Objective The aim is to study the influence of the flow field change at the bottom of the reactor in the gas-liquid-solid three-phase complex system on the sedimentation characteristics of sulfur particles.

Method Based on computational fluid dynamics, the k-ω-SST turbulence model (liquid phase) and discrete phase model (DPM) were adopted to conduct simulation research on the generation distribution of sulfur particles and the particle motion trajectory in the absorber of the chelated iron desulfurization unit.

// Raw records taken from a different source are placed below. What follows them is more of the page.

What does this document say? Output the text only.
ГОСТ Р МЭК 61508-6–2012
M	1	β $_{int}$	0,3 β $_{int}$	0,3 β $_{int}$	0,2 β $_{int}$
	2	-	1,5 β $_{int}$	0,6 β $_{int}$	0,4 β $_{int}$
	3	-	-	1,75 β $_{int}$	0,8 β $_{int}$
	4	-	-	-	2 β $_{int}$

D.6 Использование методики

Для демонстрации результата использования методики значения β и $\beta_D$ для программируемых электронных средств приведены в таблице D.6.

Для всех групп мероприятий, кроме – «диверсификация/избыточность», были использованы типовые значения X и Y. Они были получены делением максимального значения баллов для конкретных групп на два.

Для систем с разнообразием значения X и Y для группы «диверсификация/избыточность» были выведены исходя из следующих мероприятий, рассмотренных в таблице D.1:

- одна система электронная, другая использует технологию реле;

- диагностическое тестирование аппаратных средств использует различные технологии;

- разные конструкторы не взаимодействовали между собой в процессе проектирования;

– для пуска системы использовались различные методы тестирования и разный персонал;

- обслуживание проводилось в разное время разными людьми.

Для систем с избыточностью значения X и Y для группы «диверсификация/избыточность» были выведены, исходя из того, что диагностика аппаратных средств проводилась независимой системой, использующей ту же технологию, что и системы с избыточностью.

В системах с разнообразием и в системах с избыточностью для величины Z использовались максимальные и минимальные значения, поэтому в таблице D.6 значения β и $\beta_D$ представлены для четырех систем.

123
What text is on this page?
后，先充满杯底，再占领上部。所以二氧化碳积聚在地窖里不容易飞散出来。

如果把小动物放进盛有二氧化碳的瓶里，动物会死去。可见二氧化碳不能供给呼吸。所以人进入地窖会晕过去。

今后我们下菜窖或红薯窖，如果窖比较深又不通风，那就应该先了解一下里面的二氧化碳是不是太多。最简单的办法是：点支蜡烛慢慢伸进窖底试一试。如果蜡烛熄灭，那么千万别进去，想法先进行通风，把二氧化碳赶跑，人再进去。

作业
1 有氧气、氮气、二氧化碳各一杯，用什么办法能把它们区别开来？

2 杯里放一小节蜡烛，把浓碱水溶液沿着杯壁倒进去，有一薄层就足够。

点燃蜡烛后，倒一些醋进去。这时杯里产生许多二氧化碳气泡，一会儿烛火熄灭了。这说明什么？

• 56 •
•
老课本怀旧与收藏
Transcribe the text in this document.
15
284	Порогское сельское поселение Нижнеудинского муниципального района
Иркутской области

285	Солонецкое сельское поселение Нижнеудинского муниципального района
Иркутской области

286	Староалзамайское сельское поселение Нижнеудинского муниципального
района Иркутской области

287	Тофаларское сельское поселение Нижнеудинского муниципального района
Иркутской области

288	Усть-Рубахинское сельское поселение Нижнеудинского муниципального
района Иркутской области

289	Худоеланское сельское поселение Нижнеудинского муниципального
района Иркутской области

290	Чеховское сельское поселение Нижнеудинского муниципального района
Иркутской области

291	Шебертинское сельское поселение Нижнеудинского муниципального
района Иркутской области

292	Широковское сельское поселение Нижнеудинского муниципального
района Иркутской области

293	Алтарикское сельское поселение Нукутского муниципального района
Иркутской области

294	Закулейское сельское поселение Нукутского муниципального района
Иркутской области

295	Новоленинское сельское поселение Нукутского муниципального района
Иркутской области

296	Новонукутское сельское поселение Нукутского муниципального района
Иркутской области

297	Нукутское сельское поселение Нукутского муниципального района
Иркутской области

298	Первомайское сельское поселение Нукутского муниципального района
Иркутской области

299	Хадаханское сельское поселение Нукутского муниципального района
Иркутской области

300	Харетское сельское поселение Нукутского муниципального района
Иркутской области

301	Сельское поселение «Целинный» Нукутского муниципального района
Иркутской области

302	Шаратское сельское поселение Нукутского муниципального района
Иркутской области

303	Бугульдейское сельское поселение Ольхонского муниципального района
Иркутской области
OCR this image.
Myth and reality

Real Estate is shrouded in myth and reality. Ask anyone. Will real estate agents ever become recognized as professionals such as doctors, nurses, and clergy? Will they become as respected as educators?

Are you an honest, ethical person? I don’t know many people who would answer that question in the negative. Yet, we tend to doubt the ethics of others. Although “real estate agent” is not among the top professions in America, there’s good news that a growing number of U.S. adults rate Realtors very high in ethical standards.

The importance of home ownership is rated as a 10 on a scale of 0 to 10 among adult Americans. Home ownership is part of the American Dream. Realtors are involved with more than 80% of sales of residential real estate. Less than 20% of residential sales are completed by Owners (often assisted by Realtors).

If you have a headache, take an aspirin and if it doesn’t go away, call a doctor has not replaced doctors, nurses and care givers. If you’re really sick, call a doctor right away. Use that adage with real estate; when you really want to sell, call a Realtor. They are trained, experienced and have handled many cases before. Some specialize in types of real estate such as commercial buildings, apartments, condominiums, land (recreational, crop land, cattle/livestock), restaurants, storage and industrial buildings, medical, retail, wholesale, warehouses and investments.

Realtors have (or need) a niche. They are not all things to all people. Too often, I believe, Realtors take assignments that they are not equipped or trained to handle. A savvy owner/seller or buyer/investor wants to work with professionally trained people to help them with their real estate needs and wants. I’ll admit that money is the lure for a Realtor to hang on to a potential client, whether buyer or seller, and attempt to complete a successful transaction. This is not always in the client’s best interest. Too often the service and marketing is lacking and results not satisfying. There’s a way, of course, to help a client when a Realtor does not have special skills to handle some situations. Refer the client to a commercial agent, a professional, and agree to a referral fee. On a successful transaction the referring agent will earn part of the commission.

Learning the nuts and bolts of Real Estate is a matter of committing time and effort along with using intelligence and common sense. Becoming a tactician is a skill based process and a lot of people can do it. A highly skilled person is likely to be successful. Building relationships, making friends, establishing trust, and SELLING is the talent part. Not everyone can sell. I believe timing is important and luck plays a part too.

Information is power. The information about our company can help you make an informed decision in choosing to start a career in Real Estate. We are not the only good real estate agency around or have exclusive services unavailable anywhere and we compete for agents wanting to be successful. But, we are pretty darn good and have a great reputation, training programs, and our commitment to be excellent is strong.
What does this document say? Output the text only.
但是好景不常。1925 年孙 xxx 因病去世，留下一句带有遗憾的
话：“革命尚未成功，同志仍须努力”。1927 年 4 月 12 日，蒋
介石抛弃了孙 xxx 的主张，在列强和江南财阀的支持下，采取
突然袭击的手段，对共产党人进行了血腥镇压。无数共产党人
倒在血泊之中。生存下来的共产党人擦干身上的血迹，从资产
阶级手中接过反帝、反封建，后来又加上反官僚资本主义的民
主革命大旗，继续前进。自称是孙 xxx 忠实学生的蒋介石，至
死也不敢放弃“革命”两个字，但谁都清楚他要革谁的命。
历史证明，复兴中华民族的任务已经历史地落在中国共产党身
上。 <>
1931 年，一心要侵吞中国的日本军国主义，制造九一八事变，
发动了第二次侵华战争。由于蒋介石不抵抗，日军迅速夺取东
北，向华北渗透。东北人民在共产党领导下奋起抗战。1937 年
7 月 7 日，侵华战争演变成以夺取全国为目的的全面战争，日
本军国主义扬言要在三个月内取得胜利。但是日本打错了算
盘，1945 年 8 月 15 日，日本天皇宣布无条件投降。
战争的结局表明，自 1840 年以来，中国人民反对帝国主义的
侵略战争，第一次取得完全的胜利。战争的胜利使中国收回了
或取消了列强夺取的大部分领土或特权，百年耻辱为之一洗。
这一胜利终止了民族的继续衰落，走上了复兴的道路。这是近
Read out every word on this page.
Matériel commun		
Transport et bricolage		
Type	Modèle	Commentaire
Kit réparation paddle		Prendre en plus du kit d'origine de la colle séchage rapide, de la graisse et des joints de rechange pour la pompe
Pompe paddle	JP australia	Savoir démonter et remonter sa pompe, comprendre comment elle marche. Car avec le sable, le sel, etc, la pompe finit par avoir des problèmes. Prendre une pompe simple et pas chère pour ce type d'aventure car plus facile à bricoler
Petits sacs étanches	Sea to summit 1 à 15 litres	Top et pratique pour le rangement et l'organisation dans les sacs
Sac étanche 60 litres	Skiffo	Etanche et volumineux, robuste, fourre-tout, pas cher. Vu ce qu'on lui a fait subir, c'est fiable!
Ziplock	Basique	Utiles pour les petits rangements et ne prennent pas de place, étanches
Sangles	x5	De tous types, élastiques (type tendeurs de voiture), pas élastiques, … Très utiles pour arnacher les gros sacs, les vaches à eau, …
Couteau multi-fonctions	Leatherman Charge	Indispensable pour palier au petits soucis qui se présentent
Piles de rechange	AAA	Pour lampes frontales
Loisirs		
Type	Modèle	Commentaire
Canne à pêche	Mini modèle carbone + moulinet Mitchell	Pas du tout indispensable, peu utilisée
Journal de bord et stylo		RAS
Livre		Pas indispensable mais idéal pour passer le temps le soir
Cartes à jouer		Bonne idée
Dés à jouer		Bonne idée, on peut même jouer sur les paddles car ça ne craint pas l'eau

Result In the case of symmetrical distribution of the gas distributor, due to the influence of static pressure distribution, the sulfur generation amount was not uniformly distributed. The duckbill, which was the farthest from the main pipeline of the feed gas inlet and the closest to the wall, had the largest gas flow rate and sulfur output. On the other hand, as the outlet flow rate of rich liquid from the absorber increased, the generated sulfur particles shifted towards the axis during the downward sedimentation process. When the outlet flow rate was less than 0.90 m/s, the deposition rate and deposition area of sulfur on the conical surface showed a linear downward trend with the increase of the rich liquid outlet flow rate. When the outlet flow rate was greater than 0.90 m/s, the downward trend of the deposition rate and deposition area slowed down.

Conclusion The outlet flow rate should be controlled in the range of 0.90-1.10 m/s, and the internal circulation process of the rich liquid at the bottom of the absorber can effectively prevent the deposition and blockage of sulfur particles.